The Amazing Spider-Man #797 Review

by Harlan Ivester on March 07, 2018

Writer: Dan Slott
Penciler: Stuart Immonen
Inker: Wade von Grawbadger
Colorist: Marte Gracia
Publisher: Marvel Comics
            You know the feeling you have when you can just tell that something really, really bad is about to happen? The latest issue of the Amazing Spider-Man is here to induce all the wonderful anxiety that comes with Dan Slott’s final story with the wall-crawler. At last, Go Down Swinging is in motion; this book is no longer stalling too reach the big 800 nor setting up the pieces for what’s ahead. It’s probably why this was the most enjoyable issue for me in a while. Spoilers incoming.
            In this issue, Slott tries to keep us on our toes by manipulating the cuts between Norman Osborn’s interrogation of a mystery victim and Peter’s double life routine. It’s supposed to misdirect us; we’re supposed to think that Mary Jane is the one that’s been captured. Sadly, I feel like this pulling the rug out from under our feet could have been handled a little more elegantly. Unless I missed something, the reveal that the victim is actually none other than J. Jonah Jameson isn’t backed up by any logical series of events. When you pull the ol’ switcharoo on your audience, you’re supposed to replace what they had with something just as good, if not better, and give a believable explanation as to why it wasn’t what we thought but still looked the way that it did. The replacement is fine (I’m sure Mary Jane is gonna kick the bucket. Just give it a minute.), but we never actually see Norman pick up on the fact that J.J.J. has any sort of connection to Spider-Man, while we do see him witness Spider-Man leaving MJ’s apartment. This framing does at least give Norman more time to speak almost uninterrupted, and I have to admit, he hasn’t even revealed himself as the Red Goblin yet and he’s pretty intimidating. I certainly didn’t expect to see him bite the head off a rat. It’s that kind of unpredictability that makes for a great villain.  I do wonder if he swallowed it or just spit it out…. On another note, some of you may remember how excited I am to see Peter and Mary Jane back together. Well, just as fast as it came, it’s gone. I would say that if Slott wanted them to be on and off, he should have started it sooner, but the way the script is now makes me think that he just doesn’t enjoy writing her. I think he didn’t want to deal with her in the pages of Iron Man, so he got her over here at the last second. There’s just nothing that makes me understand that Mary Jane would have at all forgotten what trouble comes with dating Spider-Man when just last issue she was so clearly happy to be covering for him.

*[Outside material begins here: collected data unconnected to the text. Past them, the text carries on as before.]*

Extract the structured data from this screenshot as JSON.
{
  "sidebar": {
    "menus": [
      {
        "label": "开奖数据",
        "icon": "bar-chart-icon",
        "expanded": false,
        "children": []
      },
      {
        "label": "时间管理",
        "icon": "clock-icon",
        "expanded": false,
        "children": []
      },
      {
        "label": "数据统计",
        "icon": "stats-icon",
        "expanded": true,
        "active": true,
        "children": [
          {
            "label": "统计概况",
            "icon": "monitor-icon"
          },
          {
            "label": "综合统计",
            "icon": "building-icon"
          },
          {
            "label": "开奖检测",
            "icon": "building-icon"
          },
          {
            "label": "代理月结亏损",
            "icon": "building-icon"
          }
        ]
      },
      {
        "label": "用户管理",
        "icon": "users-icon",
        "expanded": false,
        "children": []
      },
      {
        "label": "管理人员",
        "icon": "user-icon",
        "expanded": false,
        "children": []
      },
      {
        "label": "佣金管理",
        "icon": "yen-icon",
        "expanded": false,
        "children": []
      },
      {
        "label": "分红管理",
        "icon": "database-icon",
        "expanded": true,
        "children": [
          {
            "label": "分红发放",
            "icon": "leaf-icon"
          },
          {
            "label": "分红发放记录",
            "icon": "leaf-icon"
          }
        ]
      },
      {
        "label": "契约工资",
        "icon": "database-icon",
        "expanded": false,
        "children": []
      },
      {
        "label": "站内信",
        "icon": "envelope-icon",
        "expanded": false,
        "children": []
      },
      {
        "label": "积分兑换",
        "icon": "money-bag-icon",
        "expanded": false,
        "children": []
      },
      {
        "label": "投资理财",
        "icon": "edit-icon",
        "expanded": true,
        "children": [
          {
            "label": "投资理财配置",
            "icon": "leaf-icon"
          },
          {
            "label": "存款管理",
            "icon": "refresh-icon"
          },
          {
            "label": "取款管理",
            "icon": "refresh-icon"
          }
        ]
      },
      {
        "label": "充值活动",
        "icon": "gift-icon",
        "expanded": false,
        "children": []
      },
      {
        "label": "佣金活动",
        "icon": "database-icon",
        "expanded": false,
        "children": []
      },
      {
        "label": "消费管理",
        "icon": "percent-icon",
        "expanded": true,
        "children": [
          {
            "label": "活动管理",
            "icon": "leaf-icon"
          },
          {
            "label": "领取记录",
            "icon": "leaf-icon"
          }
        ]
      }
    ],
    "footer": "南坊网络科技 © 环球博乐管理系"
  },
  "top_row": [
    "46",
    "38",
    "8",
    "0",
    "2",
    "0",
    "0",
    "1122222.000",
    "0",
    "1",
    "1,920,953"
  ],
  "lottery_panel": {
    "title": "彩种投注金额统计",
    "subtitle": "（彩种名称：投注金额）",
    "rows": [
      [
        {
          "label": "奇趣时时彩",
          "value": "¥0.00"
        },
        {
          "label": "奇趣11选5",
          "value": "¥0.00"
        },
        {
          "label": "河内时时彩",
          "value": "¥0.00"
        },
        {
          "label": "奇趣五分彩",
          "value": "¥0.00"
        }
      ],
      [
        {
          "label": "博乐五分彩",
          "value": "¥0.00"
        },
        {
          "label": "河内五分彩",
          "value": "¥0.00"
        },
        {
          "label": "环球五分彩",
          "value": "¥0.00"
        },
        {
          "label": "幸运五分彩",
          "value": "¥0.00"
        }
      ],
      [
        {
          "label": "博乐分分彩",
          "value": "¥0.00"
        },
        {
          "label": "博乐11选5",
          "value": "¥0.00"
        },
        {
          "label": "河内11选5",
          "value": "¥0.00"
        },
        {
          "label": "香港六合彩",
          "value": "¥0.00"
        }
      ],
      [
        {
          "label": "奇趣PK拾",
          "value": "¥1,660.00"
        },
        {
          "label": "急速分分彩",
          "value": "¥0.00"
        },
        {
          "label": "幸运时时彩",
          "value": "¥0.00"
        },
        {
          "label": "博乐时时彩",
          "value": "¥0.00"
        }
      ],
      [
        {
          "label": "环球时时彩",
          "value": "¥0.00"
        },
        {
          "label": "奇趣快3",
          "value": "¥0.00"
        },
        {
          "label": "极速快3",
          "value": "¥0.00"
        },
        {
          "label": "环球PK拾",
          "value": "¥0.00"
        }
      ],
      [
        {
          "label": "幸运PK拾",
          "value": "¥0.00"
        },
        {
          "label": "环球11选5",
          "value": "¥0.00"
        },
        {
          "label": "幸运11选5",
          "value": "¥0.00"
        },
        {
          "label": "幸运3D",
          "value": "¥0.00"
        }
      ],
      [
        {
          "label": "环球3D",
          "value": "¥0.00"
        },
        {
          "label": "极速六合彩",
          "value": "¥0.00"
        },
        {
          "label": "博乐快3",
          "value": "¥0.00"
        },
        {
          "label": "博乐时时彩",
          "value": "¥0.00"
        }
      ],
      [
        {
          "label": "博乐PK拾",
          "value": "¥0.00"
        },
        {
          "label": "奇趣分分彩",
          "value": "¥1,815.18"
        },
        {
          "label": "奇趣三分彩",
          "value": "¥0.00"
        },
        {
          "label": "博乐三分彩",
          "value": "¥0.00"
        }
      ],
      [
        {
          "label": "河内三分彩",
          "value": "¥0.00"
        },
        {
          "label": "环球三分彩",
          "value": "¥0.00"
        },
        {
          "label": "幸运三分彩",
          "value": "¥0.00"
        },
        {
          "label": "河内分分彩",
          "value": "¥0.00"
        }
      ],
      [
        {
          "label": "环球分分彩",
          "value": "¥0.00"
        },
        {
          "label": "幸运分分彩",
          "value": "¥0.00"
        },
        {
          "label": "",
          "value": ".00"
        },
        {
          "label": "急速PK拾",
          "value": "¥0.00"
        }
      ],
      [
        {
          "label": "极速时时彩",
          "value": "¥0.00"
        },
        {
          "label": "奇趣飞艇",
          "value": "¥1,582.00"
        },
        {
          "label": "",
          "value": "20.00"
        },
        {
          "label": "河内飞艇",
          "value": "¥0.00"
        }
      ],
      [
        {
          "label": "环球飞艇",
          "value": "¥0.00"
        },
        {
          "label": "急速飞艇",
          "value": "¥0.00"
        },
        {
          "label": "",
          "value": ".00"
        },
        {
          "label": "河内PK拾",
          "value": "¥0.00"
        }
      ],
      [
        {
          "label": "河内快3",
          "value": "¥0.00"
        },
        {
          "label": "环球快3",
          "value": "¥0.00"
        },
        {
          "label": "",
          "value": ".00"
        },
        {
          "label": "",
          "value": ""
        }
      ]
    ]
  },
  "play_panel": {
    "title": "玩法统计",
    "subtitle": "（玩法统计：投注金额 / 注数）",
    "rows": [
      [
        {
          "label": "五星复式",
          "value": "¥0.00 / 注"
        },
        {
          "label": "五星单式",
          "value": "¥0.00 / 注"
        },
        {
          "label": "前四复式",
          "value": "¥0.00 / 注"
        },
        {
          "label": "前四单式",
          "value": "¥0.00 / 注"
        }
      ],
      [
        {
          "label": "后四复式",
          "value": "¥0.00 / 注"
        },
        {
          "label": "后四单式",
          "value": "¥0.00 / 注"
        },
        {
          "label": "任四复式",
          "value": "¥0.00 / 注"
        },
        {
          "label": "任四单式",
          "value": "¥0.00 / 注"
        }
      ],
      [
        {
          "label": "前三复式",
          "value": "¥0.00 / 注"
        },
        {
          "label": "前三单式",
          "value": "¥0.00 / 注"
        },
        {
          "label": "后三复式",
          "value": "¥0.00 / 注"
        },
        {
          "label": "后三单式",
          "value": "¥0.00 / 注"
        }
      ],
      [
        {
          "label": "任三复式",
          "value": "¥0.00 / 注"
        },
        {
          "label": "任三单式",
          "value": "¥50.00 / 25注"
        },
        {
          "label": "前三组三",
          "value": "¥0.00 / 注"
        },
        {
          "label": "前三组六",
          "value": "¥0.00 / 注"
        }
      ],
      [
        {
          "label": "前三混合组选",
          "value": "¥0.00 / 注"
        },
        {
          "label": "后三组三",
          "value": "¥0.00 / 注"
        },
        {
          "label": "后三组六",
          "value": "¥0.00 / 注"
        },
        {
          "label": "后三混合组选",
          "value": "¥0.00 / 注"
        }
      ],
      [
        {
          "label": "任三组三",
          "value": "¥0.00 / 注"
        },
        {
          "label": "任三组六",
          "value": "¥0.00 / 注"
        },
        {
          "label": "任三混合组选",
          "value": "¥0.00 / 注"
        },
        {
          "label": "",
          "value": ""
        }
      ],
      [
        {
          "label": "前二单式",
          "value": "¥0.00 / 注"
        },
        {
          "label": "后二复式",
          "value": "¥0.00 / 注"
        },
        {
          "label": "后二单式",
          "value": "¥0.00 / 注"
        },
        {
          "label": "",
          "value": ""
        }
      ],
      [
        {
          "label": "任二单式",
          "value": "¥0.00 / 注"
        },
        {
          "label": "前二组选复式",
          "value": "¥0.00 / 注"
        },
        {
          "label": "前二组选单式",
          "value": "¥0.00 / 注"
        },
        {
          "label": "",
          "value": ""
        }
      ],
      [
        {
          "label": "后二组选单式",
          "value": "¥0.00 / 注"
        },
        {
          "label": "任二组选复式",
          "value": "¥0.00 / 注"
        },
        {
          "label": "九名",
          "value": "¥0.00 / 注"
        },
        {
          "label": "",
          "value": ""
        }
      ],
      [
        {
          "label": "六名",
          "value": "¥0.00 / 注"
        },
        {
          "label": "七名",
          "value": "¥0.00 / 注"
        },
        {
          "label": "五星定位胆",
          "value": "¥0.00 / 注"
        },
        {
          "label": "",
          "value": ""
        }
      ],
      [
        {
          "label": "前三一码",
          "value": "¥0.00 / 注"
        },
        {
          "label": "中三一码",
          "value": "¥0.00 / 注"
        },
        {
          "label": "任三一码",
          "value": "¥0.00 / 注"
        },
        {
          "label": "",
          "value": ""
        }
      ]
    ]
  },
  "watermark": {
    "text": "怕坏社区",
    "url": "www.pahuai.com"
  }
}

            It’s not just Norman’s menacing words that make this issue as good as it was, though. Penciler Stuart Immonen and inker Wade von Grawbadger make him look creepier than I’ve ever seen him. His smile, his eyes are shown in a way that will make you scared of what he’s going to do before you even read what he has to say. The silhouette of him biting off the rat’s head is jarring and unsettling. I’m normally more for the brighter sections of a book, but what colorist Marte Gracia brings to the table is just so much more unique – so much more memorable here. The shadows and the light of a jack-o-lantern on Osborn’s face always create a campfire ghost stories vibe that is to be taken seriously and absolutely pulls it off. The panel of Peter and Mary Jane kissing is brought down by the presence of Mary Jane’s third elbow, but Gracia saves it with beautiful lighting that add a whole new layer to what was there before. The light that falls on her hair and her shoulder, the light that shines between their necks, all placed in a way that’s very believable and mesmerizing. Slott’s script might not support it, but it actually does make me believe that theirs is some romance between them.
            I realize that it sounds like I ragged this book more than I praised it, but the criticisms I’ve mentioned were just things that I thought were worth noting that I found myself able to expand upon. Overall, I do think this is a better issue than the last several have been. Norman Osborn’s presence is just very entertaining in way that makes you want to turn your head away but keep your eyes on him, and the art team goes the extra mile in making you want to punch him in the face. If the concept of the Red Goblin has piqued your interest at all, I would say give this a shot. He doesn’t make his full debut just yet, but the foundations are there and will leave you satisfied.